Doug Gordon is upset
"I went for my usual after-work bike ride tonight at about 7:15, waiting as I always do until Prospect Park is supposed to be closed to vehicular traffic. I was aware, however, that the New York Philharmonic would be giving a concert in the park tonight, so I was prepared for a slower ride, what with all the people such a concert would attract.
Sure enough, the park was more crowded than usual, as people strode to the concert site carrying beach chairs, blankets and picnic blankets. No surprise.
What was surprising, however, was the long line of cars waiting to get into the park and the even longer line of cars already parked along the west drive of Prospect Park's inner loop. At first I thought this was just handicapped parking, which would have been alright by anyone's standards. (Surely people with physical disabilities should be allowed to drive into the park on a night such as tonight.) But when I saw a number of cars without handicapped plates or decals, I was even more surprised.
I asked a nice Parks Department officer if the parking was open to everyone. It was, she said. While there was a special section for the handicapped (the lot near the Picnic House, I believe), ANYONE with a car was allowed to drive into and park inside Prospect Park tonight.
I witnessed near misses between cyclists and motorists trying to squeeze into a tiny opening at 3rd Street. I saw a young family, kids on a bike with training wheels, come within inches of being sideswiped by a car going about 10 miles per hour. A woman running with a baby jogger had to move out of the way to let a car go by her. I left the park after one lap. I can only imagine what a scene it will be tonight when thousands of people try to walk out of the park in near darkness while hundreds of drivers make a simultaneous exit. Even with guidance from police and park officials, it's not a good mix.
Since the concert site is so accessible by public transportation, why anyone would need to drive into Prospect Park tonight is beyond me. (The F is only two blocks away, the 2/3 about seven blocks away, a bus runs regularly down Prospect Park West, plus there are ample pay lots for cars in and around Park Slope.) That the Parks Department would allow able-bodied people to drive into the park is even more bewildering.
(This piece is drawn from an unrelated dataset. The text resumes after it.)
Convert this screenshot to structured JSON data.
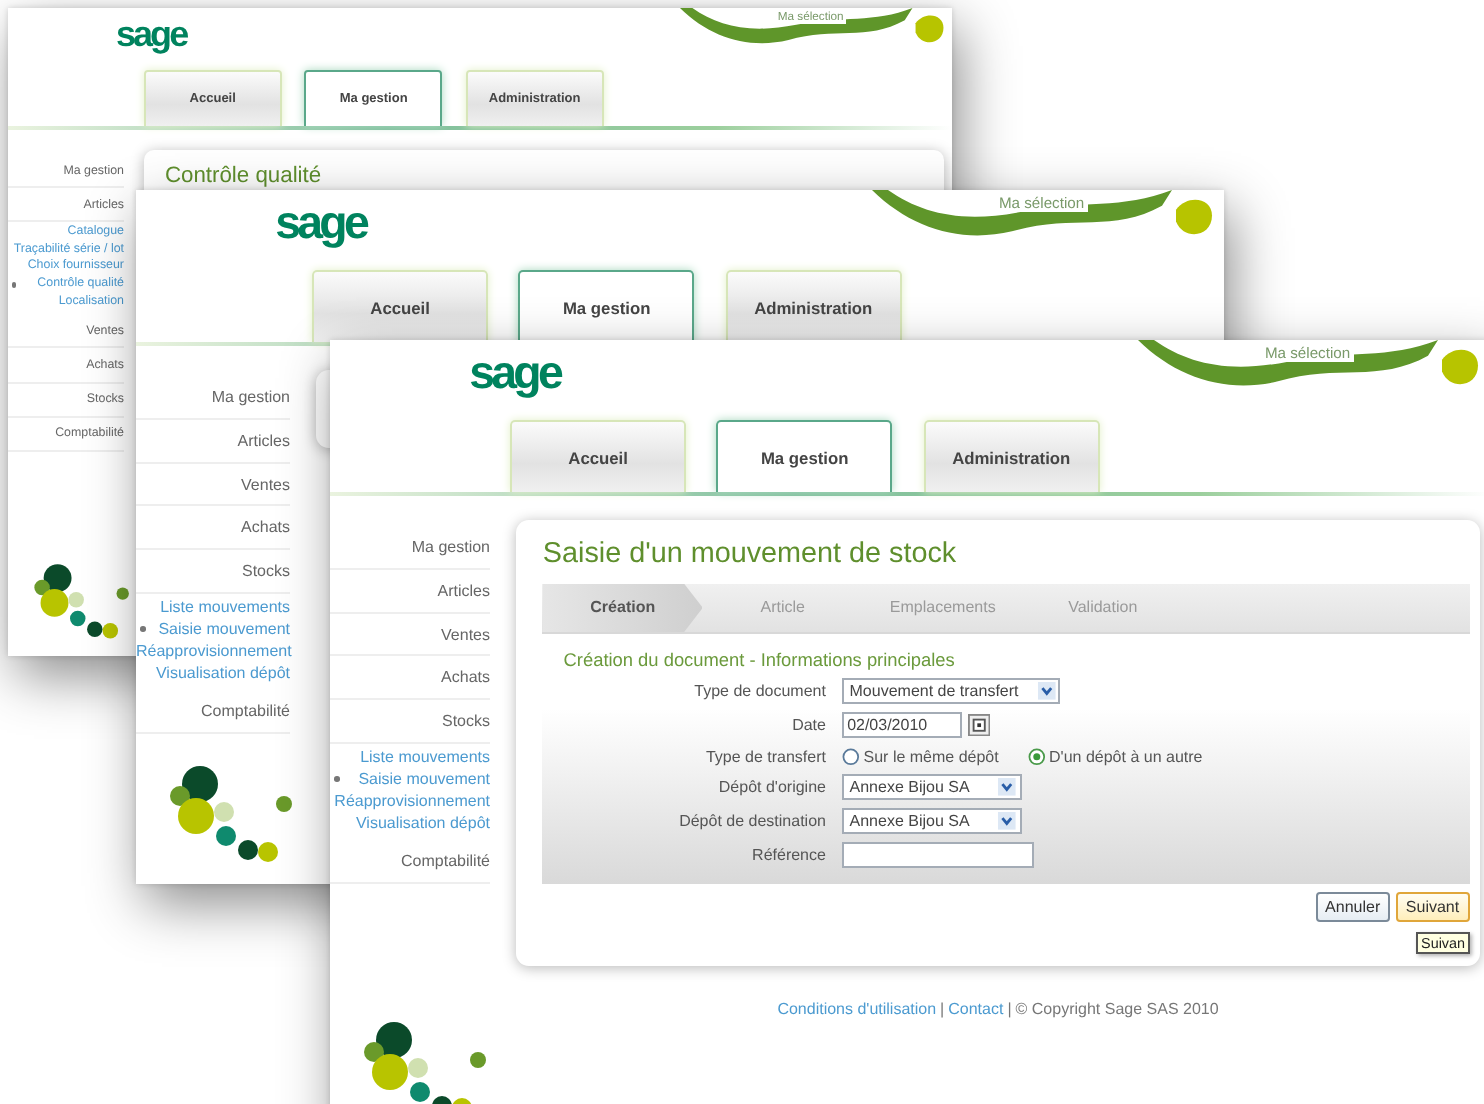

We must make accommodations for those for whom walking is difficult or impossible, but does a nice night of classical music in the park also have to be an automotive free-for-all?
I know more concerts are scheduled for Prospect Park this summer and the Philharmonic has more shows in Central Park. I hope this practice can be publicized so it can be discouraged, if not abandoned altogether, in the future.
Thanks for getting the word out.
Thanks for the great blog.
Well Doug its a sad thing about our culture...people just don't feel comfortable without their cars...and if they run over a cyclist now and then...well too bad...the city won't investigate it anyway.
I couldn't agree with you more. Its bad enough the city allows cars in both Prospect Park and Central Park...Why?
thanks for the observation Doug...for now people can call 311 and complain...They don't let cars in for the Bandshell Concert Series...why do it for the Philharmonic...I guess Mozart fans can't walk.